Bad Gleichenberg ist ein vielbesuchter Kurort mit 2249 Einwohnern (Stand 1. Jänner 2011) im südöstlichen Hügelland der Steiermark. Die heutige Gemeinde (Bezirk Feldbach) entstand 1968 aus den früheren Gemeinden Bad Gleichenberg (Kurbad seit 1926) und Dorf Gleichenberg. Die Heilquellen werden seit der Römerzeit genutzt und entwickelten sich zum ausgeprägten Curbad in der Zeit des Biedermeier.

Inhaltsverzeichnis

Geografie

Lage und Geologie

Bad Gleichenberg liegt etwa 42 km südöstlich der Landeshauptstadt Graz und 9 km südlich der Bezirkshauptstadt Feldbach am Ostrand des Steirischen Hügellandes. Zwischen diesen fast parallelen Hügelketten der Riedel entwässern fast alle Bäche nach Süden zur Mur, die ihrerseits zum Flusssystem Drau/Donau gehört. Nur jenseits der Gleichenberger Kogeln fließt ein Bach nach Norden zur Raab.

Geologie der Oststeiermark und Erdbeben seit 1900. Im Südosten das Steirische Hügelland (hell), umrahmt vom Grazer Bergland (braun) und Kalkbergen (lila). Rechts unten Bad Gleichenberg, nach Norden eine Kette erloschener Vulkane (graue Punkte, Auswahl)

Geologisch ist die Umgebung geprägt durch den Wechsel zwischen jungtertiärem Hügelland, quartären Sedimenten in den Paralleltälern und der oststeirischen Vulkankette des Miozän. Zu letzterer gehören die Doppelgipfel der Gleichenberge (598 m) direkt nördlich des Ortes und der Stradnerkogel (609m) etwa 3 km im Süden.
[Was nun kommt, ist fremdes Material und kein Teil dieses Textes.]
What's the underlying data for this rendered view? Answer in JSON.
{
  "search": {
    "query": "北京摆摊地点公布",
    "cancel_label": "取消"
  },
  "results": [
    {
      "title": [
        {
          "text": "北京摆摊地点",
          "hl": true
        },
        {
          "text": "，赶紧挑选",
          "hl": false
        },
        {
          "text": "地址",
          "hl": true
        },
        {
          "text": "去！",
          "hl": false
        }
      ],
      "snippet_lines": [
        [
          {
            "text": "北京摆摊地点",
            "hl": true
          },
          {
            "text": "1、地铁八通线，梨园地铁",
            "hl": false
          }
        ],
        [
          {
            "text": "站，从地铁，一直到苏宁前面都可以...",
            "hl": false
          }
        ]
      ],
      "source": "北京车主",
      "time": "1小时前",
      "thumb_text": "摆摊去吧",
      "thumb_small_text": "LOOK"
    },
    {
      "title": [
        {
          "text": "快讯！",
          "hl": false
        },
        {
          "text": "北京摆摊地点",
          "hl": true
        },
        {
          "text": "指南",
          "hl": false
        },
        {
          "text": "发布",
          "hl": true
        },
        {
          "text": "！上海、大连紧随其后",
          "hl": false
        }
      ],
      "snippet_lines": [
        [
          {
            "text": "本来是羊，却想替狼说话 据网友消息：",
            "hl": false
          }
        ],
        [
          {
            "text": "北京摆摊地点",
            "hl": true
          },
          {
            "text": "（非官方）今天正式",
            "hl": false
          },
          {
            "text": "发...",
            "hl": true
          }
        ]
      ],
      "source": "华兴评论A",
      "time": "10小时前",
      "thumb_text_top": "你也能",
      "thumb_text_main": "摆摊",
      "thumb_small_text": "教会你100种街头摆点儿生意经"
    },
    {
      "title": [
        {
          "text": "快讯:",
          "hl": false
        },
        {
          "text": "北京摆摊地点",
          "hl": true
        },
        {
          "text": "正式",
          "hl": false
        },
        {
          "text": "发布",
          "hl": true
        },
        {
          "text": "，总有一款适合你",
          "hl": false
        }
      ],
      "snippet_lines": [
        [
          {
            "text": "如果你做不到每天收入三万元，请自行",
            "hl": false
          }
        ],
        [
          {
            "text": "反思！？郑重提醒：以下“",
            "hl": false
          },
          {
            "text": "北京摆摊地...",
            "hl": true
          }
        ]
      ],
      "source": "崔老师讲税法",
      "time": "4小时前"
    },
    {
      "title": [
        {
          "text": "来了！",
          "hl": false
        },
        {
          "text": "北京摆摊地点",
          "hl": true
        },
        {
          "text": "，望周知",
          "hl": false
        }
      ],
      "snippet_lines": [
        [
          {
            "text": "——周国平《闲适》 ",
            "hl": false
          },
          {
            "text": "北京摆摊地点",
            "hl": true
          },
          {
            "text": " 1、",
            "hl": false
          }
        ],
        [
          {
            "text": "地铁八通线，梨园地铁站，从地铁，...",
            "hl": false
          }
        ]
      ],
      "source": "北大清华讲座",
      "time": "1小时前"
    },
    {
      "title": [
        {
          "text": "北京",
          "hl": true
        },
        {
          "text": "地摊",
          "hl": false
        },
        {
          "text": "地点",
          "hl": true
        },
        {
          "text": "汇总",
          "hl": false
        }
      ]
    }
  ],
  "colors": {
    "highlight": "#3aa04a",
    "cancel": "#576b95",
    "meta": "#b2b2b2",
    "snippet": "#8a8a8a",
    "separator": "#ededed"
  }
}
Sie sind Teil der langgestreckten transdanubischen Vulkanregion, die von Slowenien über das Hügel- und Burgenland (Pauliberg) in die pannonische Tiefebene reicht.

Nachbargemeinden

Gemeindegliederung

Zur Gemeinde Bad Gleichenberg gehören die Ortschaften Bad Gleichenberg, Gleichenberg Dorf und Klausen.

Geschichte

Erste Siedlungsspuren reichen in die Jungsteinzeit zurück und haben vermutlich mit der guten Wasserqualität zu tun. Vor etwa 5.000 Jahren entstand am Wickenberghügel beim heutigen Ortszentrum ein kleines Dorf, das älteste bisher entdeckte Dorf der Steiermark. Aus der Pfahlbauzeit wurden 1872 einige Tongefäße, Steinäxte und -Hämmer entdeckt.

Die Gleichenberger Heilquellen wurden zumindest seit der Römerzeit genützt. Vom sogenannten Römerbrunnen fand man 1845 in vier Meter Tiefe einen guterhaltenen Brunnenkranz, darunter 74 römische Münzen und 12 versteinerte Haselnüsse aus dem 1. bis 3. Jahrhundert n. Chr.

Die Burg Gleichenberg (Alt-Gleichenberg) wurde erstmals 1185 als Glichenberch unter einem Burgverwalter Hermann erwähnt. Sie stand seit etwa 1170 an der strategisch günstigen Engstelle am Südausgang der Klausenschlucht. 1302 ging sie von den Herren von Wildon in den Besitz der Walseer über und wurde 1945 - am Ende des Zweiten Weltkriegs - zerstört. Überreste der Burg sind heute als Meixnerstube erkennbar.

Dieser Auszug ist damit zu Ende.